Hoewel echte neutraliteit niet bestaat, is het in onze tijd al heel wat wanneer de overheid godsdienstneutraal is en het christelijke getuigenis publiekelijk vrij tot klinken mag komen en niet onder de beheersing van een ideologisch gelijkheidsbeginsel komt. De godsdienstneutrale staat als democratische rechtsstaat is ons werkdomein. Daarbinnen zullen we ook opkomen voor het historisch christelijk karakter van onze samenleving, met inbegrip van daaraan verbonden waarden en normen. In dit alles is Hoedemaker actueler dan Kuyper en is hij nog steeds mijn oriëntatiefiguur, al vraagt zijn visie ook actuele bijstelling.
Maar ik benadruk ook zijn eenheid van conceptie inzake kerk en staat. Een verbrokkelde en verscheurde kerk vloekt met zijn theocratische gedachte. Het komt met de staat pas (al is het maar een klein beetje) weer goed wanneer de kerk is hersteld, niet door partijvorming, afscheiding of organisatie voor en na, maar door de overmacht van Woord en Geest, waardoor ware verootmoediging en schuldbelijdenis worden gewekt.

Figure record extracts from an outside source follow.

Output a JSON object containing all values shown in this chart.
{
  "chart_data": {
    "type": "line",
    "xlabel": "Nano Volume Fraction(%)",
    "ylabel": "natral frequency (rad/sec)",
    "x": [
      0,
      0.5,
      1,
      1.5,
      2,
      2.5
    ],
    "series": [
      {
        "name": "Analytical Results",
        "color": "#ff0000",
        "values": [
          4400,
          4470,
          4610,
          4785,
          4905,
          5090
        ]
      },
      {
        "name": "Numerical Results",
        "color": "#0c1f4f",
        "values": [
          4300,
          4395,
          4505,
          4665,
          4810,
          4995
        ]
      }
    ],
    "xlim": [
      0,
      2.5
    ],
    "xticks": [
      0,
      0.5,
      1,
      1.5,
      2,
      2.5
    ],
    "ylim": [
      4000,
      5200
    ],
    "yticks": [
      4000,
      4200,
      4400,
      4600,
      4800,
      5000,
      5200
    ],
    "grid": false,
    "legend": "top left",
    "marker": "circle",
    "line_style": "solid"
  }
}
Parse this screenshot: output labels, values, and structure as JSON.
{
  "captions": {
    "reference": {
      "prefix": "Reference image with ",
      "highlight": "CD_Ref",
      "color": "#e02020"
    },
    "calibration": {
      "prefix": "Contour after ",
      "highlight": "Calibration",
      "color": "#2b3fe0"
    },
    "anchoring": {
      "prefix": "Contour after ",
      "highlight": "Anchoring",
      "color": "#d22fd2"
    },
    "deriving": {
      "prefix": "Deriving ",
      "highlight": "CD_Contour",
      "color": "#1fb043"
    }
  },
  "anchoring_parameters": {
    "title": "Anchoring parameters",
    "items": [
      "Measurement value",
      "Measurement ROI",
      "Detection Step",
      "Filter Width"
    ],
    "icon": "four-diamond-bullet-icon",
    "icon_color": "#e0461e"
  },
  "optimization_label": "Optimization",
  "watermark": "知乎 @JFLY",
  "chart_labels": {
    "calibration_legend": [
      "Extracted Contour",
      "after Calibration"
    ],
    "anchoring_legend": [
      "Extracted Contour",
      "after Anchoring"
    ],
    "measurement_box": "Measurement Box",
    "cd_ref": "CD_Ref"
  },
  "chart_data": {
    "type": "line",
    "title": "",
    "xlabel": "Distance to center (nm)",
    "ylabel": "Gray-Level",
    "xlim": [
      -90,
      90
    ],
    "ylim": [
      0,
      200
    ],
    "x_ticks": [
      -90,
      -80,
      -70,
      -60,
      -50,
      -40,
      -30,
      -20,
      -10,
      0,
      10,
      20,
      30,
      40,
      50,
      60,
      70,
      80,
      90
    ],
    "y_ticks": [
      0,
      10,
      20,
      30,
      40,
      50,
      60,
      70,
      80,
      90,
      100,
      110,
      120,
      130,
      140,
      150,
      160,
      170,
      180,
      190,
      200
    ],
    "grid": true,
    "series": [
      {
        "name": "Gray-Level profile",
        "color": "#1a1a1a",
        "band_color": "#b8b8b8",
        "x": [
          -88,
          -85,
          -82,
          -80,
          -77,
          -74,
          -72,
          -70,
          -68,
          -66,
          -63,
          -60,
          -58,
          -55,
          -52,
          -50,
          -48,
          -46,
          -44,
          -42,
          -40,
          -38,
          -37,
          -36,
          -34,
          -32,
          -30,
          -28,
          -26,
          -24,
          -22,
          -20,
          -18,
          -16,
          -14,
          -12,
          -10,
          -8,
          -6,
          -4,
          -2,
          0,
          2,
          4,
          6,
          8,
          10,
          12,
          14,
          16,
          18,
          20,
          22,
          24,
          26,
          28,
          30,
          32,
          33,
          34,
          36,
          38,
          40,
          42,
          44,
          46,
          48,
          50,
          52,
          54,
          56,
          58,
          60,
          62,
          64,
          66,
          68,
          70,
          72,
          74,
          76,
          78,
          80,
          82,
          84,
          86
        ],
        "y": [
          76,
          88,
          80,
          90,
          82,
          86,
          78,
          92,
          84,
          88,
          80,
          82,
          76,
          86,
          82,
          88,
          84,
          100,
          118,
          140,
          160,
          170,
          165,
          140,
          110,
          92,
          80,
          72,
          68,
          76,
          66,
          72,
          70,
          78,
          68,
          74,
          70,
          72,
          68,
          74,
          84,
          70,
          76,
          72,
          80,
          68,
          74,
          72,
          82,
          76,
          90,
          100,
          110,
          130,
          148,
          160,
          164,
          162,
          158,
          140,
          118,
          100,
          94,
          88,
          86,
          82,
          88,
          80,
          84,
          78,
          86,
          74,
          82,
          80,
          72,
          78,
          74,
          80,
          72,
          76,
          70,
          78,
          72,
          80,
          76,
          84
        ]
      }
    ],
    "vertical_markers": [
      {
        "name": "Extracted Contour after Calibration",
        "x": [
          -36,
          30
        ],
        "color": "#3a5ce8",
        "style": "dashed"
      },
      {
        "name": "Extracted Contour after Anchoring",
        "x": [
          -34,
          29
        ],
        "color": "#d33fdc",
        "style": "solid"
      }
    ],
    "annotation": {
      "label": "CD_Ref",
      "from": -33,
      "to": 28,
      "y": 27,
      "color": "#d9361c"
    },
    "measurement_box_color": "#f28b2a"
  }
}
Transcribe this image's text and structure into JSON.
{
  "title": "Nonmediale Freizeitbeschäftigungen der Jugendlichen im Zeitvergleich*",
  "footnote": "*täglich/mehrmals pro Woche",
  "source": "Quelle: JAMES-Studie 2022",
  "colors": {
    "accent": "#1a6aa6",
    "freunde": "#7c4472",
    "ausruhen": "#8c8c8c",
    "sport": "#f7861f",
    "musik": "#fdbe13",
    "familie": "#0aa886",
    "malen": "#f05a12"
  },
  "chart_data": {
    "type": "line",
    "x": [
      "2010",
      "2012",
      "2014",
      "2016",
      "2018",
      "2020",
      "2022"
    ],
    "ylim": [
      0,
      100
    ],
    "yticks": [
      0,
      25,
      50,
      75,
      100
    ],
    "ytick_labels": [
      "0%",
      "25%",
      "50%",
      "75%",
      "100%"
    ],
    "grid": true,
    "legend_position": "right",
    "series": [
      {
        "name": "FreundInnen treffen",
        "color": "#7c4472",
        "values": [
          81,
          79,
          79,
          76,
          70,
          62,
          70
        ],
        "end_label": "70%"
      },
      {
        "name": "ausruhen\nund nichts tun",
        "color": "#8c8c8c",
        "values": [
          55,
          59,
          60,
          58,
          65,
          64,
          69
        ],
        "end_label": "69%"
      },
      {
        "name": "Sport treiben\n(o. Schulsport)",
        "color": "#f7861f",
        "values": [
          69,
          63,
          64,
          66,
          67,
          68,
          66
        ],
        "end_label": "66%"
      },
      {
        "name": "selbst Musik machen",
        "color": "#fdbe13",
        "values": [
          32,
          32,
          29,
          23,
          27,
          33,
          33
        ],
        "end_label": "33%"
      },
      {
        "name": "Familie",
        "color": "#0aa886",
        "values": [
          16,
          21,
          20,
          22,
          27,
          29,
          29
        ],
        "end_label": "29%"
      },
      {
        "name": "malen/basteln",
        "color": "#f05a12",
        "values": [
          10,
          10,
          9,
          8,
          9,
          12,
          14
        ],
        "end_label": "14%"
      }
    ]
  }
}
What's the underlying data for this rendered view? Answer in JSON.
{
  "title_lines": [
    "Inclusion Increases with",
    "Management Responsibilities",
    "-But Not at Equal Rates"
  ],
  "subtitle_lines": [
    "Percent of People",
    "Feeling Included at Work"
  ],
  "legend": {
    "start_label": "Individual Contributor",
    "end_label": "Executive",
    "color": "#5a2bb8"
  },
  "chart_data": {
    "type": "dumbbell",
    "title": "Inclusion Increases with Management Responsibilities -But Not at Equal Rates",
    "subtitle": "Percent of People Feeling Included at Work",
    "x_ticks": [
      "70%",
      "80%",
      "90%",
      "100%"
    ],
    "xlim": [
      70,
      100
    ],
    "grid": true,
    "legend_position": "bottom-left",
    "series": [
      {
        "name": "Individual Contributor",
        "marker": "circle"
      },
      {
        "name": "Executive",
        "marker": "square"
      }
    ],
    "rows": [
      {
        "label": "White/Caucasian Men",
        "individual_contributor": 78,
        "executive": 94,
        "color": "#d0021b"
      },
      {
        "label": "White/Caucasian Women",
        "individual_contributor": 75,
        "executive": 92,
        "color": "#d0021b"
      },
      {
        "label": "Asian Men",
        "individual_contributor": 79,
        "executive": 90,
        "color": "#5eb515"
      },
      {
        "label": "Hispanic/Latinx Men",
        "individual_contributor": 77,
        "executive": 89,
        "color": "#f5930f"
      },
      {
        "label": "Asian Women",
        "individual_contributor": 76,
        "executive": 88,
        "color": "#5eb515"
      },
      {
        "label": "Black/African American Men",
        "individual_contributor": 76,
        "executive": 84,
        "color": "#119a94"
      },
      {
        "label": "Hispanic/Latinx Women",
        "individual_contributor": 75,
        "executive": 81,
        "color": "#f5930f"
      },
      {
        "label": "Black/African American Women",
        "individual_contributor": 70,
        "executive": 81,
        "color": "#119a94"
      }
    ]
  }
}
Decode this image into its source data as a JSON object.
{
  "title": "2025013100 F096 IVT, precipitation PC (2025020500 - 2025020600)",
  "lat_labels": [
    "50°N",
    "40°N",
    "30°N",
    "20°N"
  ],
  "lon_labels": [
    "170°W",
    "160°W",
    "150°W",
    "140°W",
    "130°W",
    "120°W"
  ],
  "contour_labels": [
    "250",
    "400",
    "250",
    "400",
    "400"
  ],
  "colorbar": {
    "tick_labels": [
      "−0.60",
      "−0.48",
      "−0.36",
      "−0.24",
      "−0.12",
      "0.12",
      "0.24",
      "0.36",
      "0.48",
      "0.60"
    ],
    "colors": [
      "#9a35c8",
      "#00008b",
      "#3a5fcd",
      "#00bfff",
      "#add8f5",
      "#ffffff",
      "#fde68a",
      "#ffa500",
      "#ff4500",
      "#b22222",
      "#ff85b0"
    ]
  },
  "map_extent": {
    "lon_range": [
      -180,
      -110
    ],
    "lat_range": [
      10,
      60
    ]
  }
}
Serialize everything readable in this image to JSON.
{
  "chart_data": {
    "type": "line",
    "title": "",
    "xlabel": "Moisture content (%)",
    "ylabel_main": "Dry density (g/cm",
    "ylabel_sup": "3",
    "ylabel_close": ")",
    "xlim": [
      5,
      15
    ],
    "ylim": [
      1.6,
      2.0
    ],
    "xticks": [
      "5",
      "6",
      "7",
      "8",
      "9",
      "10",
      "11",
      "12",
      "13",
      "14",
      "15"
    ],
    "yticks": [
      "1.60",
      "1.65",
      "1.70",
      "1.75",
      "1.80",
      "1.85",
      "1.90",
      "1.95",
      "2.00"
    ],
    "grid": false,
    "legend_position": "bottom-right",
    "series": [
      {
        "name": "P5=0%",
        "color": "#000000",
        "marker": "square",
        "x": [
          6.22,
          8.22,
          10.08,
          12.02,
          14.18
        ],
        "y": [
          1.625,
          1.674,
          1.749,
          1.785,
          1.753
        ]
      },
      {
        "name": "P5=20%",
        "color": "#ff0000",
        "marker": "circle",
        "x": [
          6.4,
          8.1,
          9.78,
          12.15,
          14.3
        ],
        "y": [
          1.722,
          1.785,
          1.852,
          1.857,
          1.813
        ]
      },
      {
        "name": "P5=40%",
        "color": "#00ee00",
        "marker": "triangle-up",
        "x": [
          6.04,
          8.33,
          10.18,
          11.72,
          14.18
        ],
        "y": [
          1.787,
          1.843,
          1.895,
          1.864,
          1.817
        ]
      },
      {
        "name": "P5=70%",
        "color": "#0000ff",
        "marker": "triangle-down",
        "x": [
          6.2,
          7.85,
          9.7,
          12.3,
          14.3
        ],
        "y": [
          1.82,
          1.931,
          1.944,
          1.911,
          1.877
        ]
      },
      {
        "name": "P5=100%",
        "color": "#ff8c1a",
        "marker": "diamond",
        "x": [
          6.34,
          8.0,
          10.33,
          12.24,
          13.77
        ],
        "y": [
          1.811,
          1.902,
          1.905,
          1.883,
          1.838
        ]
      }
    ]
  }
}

Daar is het verre vandaan.
Dit is het eerste deel van een drieluik over de hervormde theoloog dr. Ph. J. Hoedemaker, die een eeuw geleden overleed. Morgen deel 2.
Verootmoediging
Partijvorming zag Hoedemaker als in strijd met het beginsel der Schrift, een beginsel dat luidt: Het recht van God is ook het recht van de waarheid en niet het recht van de meerderheid. Daarom geen partijschappen, ook geen afscheiding, maar gezamenlijke verootmoediging. In zijn afscheidsbrief aan de Confessionele Vereniging schrijft hij:
„Ik wens met Gods volk te leven en te sterven en heb niet nodig mij zelf één ogenblik te bedenken wanneer men mij vraagt: hier hebt gij de beschaafde, methodische, met de tijd meegaande christen en daarnaast staat een bekrompen, onhebbelijk, ouderwets, met vele vooroordelen bezet, maar toch innig vroom man, de type van een afgescheidene uit de dagen van 1834, tot wie van deze beiden gaat uw hart uit? Het bloed kruipt waar het niet gaan kan en ik behoor ongetwijfeld bij de man, die het verdacht vindt dat ik de waarheid, waarom het ons beiden te doen is, anders uitdruk als hij van zijn jeugd af gewend is geweest. Maar ik behoor zeker niet bij hen, die zich in een eng kringetje opsluiten, die zich om „de verbreking van Jozef” niet bekommeren, die onder de invloed van de beginselen der Doleantie staan… Ik ben eenvoudig een mens, die de belijdenis zal blijven beamen, zolang hij niet overtuigd is dat zij op dit of dat punt afwijkt van het Woord waaraan hij zich gebonden voelt; een christen die zich één weet met allen die uit en naar de waarheid leven, ja voor zover zij dit doen, ook met hen die „de God der vaderen zoeken, hoewel niet naar de reinigheid des heiligdoms”; een hervormde die in de abnormale toestand waarin de kerk verkeert niet de allergeringste aanleiding vindt om haar te verlaten, veeleer het tegenovergestelde; (…) en een predikant die meer dan ooit zijn roeping gevoelt, waarlijk te zijn wat God hem gemaakt heeft.” (…) „lk moet ertussenuit, om des beginsels wil, geen nieuwe wijn in oude lederen zakken, daarom onttrek ik mij aan de groep om bij de waarheid te blijven die God mij heeft doen zien.”